I personally believe that artificial intelligence, as a human technology, should be used to flourish human relationships. This is also a thesis expounded on in Ivan Illich’s Tools for Conviviality. A convivial society, Illich claims, is one where “individual freedom [is] realized in personal interdependence”, and because “an individual relates himself… to his society through the use of tools”, so it goes that technology has the capacity to shape human relationships, setting an imperative to assess them.

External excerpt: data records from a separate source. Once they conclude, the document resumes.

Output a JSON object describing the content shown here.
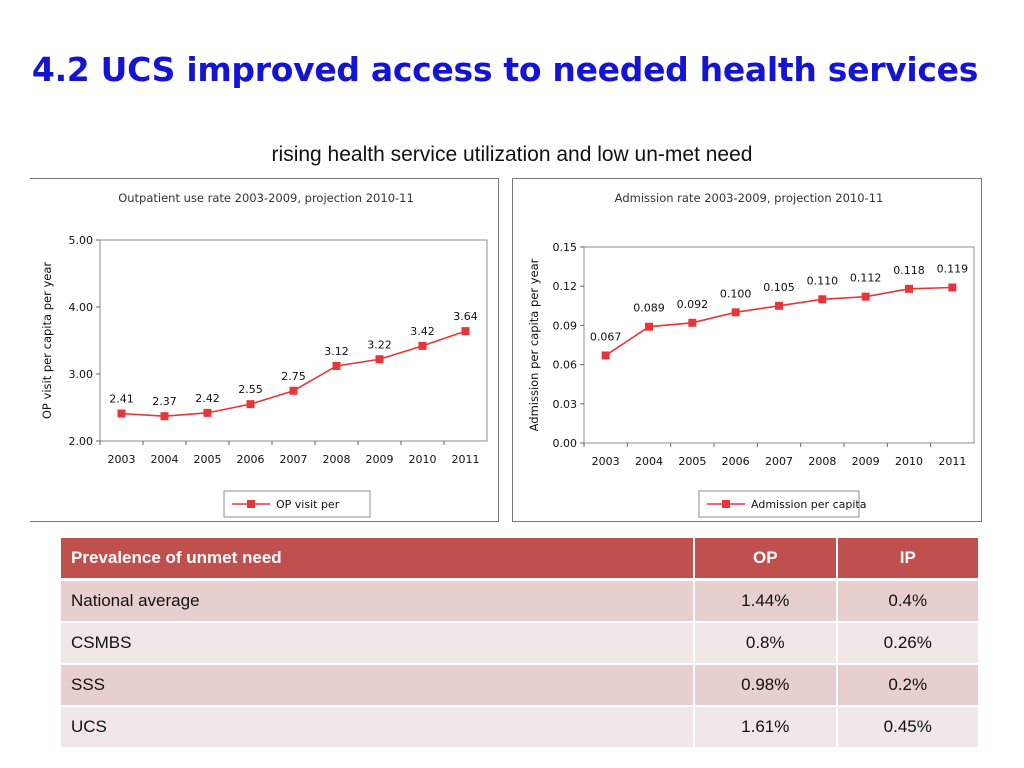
{
  "slide": {
    "title": "4.2 UCS improved access to needed health services",
    "subtitle": "rising health service utilization and low un-met need"
  },
  "colors": {
    "title": "#1414d2",
    "series": "#e5363a",
    "table_header": "#c0504d"
  },
  "chart_data": [
    {
      "type": "line",
      "title": "Outpatient use rate 2003-2009, projection 2010-11",
      "xlabel": "",
      "ylabel": "OP visit per capita per year",
      "categories": [
        "2003",
        "2004",
        "2005",
        "2006",
        "2007",
        "2008",
        "2009",
        "2010",
        "2011"
      ],
      "series": [
        {
          "name": "OP visit per",
          "values": [
            2.41,
            2.37,
            2.42,
            2.55,
            2.75,
            3.12,
            3.22,
            3.42,
            3.64
          ]
        }
      ],
      "data_labels": [
        "2.41",
        "2.37",
        "2.42",
        "2.55",
        "2.75",
        "3.12",
        "3.22",
        "3.42",
        "3.64"
      ],
      "ylim": [
        2.0,
        5.0
      ],
      "yticks": [
        "2.00",
        "3.00",
        "4.00",
        "5.00"
      ],
      "grid": false,
      "legend": "bottom"
    },
    {
      "type": "line",
      "title": "Admission rate 2003-2009, projection 2010-11",
      "xlabel": "",
      "ylabel": "Admission per capita per year",
      "categories": [
        "2003",
        "2004",
        "2005",
        "2006",
        "2007",
        "2008",
        "2009",
        "2010",
        "2011"
      ],
      "series": [
        {
          "name": "Admission per capita",
          "values": [
            0.067,
            0.089,
            0.092,
            0.1,
            0.105,
            0.11,
            0.112,
            0.118,
            0.119
          ]
        }
      ],
      "data_labels": [
        "0.067",
        "0.089",
        "0.092",
        "0.100",
        "0.105",
        "0.110",
        "0.112",
        "0.118",
        "0.119"
      ],
      "ylim": [
        0.0,
        0.15
      ],
      "yticks": [
        "0.00",
        "0.03",
        "0.06",
        "0.09",
        "0.12",
        "0.15"
      ],
      "grid": false,
      "legend": "bottom"
    }
  ],
  "table": {
    "headers": [
      "Prevalence of unmet need",
      "OP",
      "IP"
    ],
    "rows": [
      [
        "National average",
        "1.44%",
        "0.4%"
      ],
      [
        "CSMBS",
        "0.8%",
        "0.26%"
      ],
      [
        "SSS",
        "0.98%",
        "0.2%"
      ],
      [
        "UCS",
        "1.61%",
        "0.45%"
      ]
    ]
  }
}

We are currently in a hype of dreams of weaving large language models (LLMs) into the infrastructure of society, its informative and generative nature lending a tendency to reimagine our communicative infrastructure—and consequently our everyday practices of communication.

This reimagining, often taking the form of “optimising” communication, either by: (1) correction of spelling and grammatical mistakes; (2) translation into a more palatable language (e.g. “explain like I’m five”); (3) summarisation into bullet points; and more, is actually not a novel force of change. Han Byung-Chul calls this transformation “the smooth” in Saving Beauty which was published in 2015(!), remarking that “today, communication also becomes smooth. It is smoothened out into a frictionless exchange of information.” Han characterises the aesthetic of the smooth as the elimination of any negativity, interior, and other, removing any opportunity for judgment, interpretation or reflection. When communication is reduced to smooth information, there is only an encounter with the self without the other, and without the other, there is only the same—society become smooth.

Friction makes communication human because human relationships are built on the friction generated by the turbulence of two interior complexities attempting to consume the other. Friction provides opportunity for action, the “autonomous and creative intercourse among persons” which constitutes Illich’s conviviality. Frictionless communication makes for a diminished social experience, if not the complete absence of it.

Thus, how LLMs will integrate into our society deserves serious contemplation. When we use LLMs to transform our communication, we must be aware of the backwash of how our sent messages are shifting the standard for human communication, how we might pick our words in a new world of communication alongside our artificial interlocutors. How do we nurture human communication in midst of an intermediary AI? Will there be espionage?